L’absence d’ouvertures au travers de la jetée, servant de couloirs de circulation aux courants marins, entraîne un ensablement dans la baie de Chamieh et dans le bassin portuaire ; celui-ci est en fait un lagon naturel aménagé à l’époque médiévale, sans apport ni décharge d’eau. « Aujourd’hui, ces courants marins étant perturbés, la zone jouxtant l’entrée du port présente, en période de marée basse, des poches d’eau stagnante et des marécages insalubres créant une pollution importante et provoquant l’érosion rapide de la roche naturelle », explique l’archéologue. « Pour rétablir le cours normal des courants marins, il est impératif de créer des couloirs de circulation à travers la jetée et à l’intérieur du bassin portuaire », dit-elle. Elle souligne aussi que « les attaques de l’eau provoquent une érosion accélérée des entailles archéologiques, menaçant de disparition le patrimoine côtier ».

L’archéologue relève d’autre part que le chemin de promenade archéologique, prévu pour relier le port à la baie sablonneuse d’el-Skhyné (vers Eddé Sands), ne peut être construit puisque cette zone est exposée aux intempéries. « La construction d’un chemin (en béton) dans la baie de Chamieh en a déjà fait les frais en 2010. Il a été complètement détruit par les assauts de vagues. »

Et ce n’est pas tout. L’écosystème et l’archéologie sous-marine ont déjà été gravement endommagés durant les premiers travaux de la jetée dans les années 70. Une extension de celle-ci ne ferait qu’accroître les dégâts et mettre à mal l’équilibre encore préservé de la zone archéologique sous-marine. Les diverses missions de prospection sous-marine menées à Byblos depuis 1998 à ce jour ont prouvé la richesse du patrimoine archéologique sous-marin.

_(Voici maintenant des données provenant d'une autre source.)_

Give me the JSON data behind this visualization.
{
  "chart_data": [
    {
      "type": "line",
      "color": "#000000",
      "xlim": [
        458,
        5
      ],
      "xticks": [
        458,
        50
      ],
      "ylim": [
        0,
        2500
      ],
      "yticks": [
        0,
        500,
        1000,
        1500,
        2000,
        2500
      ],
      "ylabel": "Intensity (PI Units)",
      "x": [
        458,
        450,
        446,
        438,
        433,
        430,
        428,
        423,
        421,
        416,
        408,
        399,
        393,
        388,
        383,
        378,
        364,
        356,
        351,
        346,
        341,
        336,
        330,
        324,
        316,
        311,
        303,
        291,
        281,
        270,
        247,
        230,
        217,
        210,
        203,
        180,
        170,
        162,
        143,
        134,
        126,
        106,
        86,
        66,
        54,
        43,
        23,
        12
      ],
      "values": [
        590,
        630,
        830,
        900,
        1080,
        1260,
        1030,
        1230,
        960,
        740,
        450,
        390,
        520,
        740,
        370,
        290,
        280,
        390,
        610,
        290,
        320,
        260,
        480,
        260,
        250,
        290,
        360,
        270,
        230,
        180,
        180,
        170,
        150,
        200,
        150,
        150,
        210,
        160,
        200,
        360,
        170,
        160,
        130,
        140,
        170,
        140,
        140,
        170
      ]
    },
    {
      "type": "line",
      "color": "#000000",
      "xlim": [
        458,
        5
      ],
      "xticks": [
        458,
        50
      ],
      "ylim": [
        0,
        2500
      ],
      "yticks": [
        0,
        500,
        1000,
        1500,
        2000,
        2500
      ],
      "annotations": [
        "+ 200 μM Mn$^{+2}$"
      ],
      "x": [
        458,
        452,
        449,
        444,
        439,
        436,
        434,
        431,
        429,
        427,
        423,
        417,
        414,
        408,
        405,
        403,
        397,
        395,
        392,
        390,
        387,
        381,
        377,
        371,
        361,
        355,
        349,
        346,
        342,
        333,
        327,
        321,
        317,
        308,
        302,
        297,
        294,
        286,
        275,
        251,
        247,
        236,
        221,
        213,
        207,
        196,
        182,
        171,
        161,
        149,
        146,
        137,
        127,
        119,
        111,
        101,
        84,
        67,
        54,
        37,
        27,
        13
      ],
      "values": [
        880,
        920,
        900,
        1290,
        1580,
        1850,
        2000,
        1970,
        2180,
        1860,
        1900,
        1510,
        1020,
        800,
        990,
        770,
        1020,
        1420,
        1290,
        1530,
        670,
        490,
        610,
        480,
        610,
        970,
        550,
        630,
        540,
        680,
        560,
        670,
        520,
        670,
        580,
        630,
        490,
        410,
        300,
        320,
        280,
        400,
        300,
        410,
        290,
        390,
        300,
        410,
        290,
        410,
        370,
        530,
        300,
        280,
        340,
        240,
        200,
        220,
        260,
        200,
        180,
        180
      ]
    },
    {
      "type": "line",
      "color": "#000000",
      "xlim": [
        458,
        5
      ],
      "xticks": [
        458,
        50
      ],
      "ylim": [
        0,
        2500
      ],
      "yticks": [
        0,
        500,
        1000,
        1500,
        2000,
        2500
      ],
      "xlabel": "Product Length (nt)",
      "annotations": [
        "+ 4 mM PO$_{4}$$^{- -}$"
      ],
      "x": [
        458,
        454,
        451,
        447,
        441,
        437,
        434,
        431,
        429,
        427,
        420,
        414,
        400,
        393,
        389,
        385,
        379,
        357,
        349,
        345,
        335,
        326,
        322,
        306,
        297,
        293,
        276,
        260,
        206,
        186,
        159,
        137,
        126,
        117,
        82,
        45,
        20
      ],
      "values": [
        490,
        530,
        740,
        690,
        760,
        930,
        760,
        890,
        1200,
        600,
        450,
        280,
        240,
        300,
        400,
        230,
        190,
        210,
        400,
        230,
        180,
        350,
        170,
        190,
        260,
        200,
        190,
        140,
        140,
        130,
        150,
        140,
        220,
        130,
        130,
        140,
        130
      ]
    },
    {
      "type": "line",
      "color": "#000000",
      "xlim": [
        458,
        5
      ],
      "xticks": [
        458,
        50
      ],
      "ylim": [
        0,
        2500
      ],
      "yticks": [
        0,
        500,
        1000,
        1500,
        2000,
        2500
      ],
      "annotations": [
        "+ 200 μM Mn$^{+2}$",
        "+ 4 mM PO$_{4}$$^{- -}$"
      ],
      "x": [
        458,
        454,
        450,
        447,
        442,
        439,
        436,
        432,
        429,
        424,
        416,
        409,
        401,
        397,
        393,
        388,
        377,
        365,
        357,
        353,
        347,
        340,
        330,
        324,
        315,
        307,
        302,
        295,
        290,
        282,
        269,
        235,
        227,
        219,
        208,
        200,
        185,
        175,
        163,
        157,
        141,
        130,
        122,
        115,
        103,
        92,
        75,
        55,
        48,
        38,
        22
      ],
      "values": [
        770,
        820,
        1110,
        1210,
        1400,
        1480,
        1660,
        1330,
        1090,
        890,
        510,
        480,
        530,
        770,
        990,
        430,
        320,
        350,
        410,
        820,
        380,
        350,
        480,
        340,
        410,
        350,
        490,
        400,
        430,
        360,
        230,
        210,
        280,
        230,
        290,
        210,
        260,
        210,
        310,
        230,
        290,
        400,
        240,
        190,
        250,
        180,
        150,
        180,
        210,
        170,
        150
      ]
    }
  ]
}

L’Unesco et la DGA se sont d’ailleurs empressées de placer le périmètre (un rayon de 300 mètres) sous protection. « Il est donc impératif de ne pas prolonger le tronçon de la jetée actuelle. Il faut absolument éviter toute construction qui endommagerait les fonds sous-marins et leurs vestiges », insiste Mme Francis-Allouche.

Seule solution viable : un récif artificiel
Toujours selon la spécialiste, la solution à envisager doit permettre de protéger le port médiéval de Byblos et la zone archéologique qui lui est contiguë. Cette solution consiste à construire un brise-lames immergé au large qui se distingue notamment par sa facilité d’installation et son faible impact sur l’environnement. Son emplacement et sa profondeur ont été pris en compte par les dernières études de prospection bathymétrique effectuées en juin 2014, au sein du projet « Byblos et la mer », précise l’archéologue. Elle propose la mise en place d’un récif artificiel, comme brise-lames immergé, à partir de carcasses de bus ou encore mieux de chars à la casse, recyclés. « Le cimetière des chars de Amchit serait une matière première parfaite, de taille et de poids convenables pour sa construction. Les exemples de ce genre sont nombreux en Floride : 900 récifs artificiels, dont le plus grand construit à partir d’un porte-avions ! La matière première étant à portée de main, le coût du projet serait économiquement amoindri. En plus, les récifs artificiels permettent de stimuler la faune et la flore et de créer un site de plongée sous-marine touristique », ajoute-t-elle.

Il est donc évident que le prolongement de la jetée moderne en marina au pied du port historique de Byblos étranglerait ce dernier, ferait disparaître cette tradition millénaire de pêcheurs, première raison d’être de cette ville portuaire. Byblos verra son identité archéologique, historique et sociologique déformée. Le site de Byblos est classé à la liste du patrimoine mondial de l’humanité depuis 1983. Il est du devoir absolu de tout Libanais de contribuer à la préservation et la sauvegarde de cet héritage millénaire pour les générations futures.